Pjsip ssl method

Serp · November 2, 2022, 7:35am

Hello.
We use Asterisk 16 and have many TLS pjsip connections. When setting ssl method to tlsv1.2 in pjsip transport config, some obsolete hard phones cannot register with error in the log:
“WARNING[26644] pjproject: SSL SSL_ERROR_SSL (Handshake): Level: 0 err: <336027900> <SSL routines-SSL23_GET_CLIENT_HELLO-unknown protocol len: 0 peer: 1.2.3.4:44392”

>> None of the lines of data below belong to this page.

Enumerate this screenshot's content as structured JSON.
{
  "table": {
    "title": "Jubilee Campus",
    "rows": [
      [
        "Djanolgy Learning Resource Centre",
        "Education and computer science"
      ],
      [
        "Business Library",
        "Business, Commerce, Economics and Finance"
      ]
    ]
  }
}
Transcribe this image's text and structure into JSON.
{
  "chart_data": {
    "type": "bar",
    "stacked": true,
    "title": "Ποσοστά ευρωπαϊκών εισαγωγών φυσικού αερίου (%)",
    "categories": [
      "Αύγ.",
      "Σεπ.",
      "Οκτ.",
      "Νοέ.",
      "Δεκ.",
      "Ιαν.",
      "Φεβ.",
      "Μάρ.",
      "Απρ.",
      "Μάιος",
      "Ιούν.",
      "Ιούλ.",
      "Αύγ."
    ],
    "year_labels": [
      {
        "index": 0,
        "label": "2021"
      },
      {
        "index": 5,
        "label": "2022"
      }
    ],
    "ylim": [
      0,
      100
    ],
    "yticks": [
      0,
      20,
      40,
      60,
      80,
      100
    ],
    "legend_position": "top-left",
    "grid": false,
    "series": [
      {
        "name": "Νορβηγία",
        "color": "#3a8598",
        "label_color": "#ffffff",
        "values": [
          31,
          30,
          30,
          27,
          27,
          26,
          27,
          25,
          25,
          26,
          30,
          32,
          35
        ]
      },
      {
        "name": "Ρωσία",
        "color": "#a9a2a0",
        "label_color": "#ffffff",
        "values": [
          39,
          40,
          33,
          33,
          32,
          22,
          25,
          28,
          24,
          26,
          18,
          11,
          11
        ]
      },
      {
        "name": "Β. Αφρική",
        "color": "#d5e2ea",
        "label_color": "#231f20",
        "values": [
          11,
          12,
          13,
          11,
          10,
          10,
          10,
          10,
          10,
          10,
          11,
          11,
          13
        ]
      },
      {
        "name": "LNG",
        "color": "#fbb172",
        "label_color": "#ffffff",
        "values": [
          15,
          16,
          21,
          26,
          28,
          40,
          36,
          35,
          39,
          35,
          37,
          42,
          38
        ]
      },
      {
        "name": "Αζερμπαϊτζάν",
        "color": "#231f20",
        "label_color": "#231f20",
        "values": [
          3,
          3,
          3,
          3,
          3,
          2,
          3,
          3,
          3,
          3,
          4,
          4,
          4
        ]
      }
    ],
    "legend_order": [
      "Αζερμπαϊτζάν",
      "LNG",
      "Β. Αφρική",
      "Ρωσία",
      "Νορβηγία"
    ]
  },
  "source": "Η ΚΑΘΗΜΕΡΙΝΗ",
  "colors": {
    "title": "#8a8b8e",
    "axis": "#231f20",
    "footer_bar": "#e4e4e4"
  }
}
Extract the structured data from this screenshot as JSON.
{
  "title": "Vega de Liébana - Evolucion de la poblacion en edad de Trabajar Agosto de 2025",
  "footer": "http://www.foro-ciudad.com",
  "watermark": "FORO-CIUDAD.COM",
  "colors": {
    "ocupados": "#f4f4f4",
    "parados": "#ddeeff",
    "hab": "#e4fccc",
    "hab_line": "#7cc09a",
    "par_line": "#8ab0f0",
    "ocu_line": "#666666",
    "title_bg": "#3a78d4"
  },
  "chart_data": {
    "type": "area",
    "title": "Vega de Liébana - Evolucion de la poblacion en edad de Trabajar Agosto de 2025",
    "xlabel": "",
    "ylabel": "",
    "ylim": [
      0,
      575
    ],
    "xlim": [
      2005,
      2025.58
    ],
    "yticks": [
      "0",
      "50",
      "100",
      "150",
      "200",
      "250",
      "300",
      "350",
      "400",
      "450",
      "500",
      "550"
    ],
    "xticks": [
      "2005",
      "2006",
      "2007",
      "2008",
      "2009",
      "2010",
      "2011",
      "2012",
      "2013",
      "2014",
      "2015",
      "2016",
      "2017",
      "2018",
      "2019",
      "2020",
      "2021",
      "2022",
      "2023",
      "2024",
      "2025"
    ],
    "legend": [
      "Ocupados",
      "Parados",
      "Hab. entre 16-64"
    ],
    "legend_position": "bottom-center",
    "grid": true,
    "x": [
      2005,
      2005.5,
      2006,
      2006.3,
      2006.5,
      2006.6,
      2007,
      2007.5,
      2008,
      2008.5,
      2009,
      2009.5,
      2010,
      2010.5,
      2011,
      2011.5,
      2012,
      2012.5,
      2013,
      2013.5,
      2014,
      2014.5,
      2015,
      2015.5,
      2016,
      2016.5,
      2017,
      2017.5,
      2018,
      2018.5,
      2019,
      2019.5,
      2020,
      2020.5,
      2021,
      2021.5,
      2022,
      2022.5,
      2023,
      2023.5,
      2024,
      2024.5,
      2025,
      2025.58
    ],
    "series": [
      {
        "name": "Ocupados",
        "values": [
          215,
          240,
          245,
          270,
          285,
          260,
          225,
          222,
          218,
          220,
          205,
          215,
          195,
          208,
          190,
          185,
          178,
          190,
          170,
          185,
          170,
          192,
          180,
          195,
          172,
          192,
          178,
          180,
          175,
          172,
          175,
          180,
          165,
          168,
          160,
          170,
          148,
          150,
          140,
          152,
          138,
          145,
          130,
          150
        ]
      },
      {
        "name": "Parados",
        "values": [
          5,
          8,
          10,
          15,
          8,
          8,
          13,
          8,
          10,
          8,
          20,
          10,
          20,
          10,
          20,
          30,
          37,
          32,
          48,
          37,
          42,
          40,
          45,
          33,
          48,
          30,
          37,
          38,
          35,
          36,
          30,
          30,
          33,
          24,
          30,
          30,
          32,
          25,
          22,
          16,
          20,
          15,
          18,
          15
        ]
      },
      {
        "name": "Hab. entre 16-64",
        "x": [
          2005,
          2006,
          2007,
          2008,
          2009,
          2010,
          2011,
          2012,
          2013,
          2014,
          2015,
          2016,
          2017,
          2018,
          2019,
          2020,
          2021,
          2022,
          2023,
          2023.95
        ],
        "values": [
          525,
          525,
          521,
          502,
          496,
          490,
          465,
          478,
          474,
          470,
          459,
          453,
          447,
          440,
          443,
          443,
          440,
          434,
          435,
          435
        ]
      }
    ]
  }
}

In other side, when ssl method set to default value (tlsv1.0) all phones are registered, but we don’t want to apply this method with its obsolete crypto suites for modern phones because of security reasons.
Is it possible to configure Asterisk ssl settings to use tlsv1.2, but provide availability for old crypto suites as well?

Serp · November 2, 2022, 4:38pm

No idea at all? pjsip doesn’t support backward compatibility of crypto suites?

flole · November 2, 2022, 7:34pm

I’ve done some research on this a while ago and apparently it is not possible at the moment.

system · December 2, 2022, 7:35pm

This topic was automatically closed 30 days after the last reply. New replies are no longer allowed.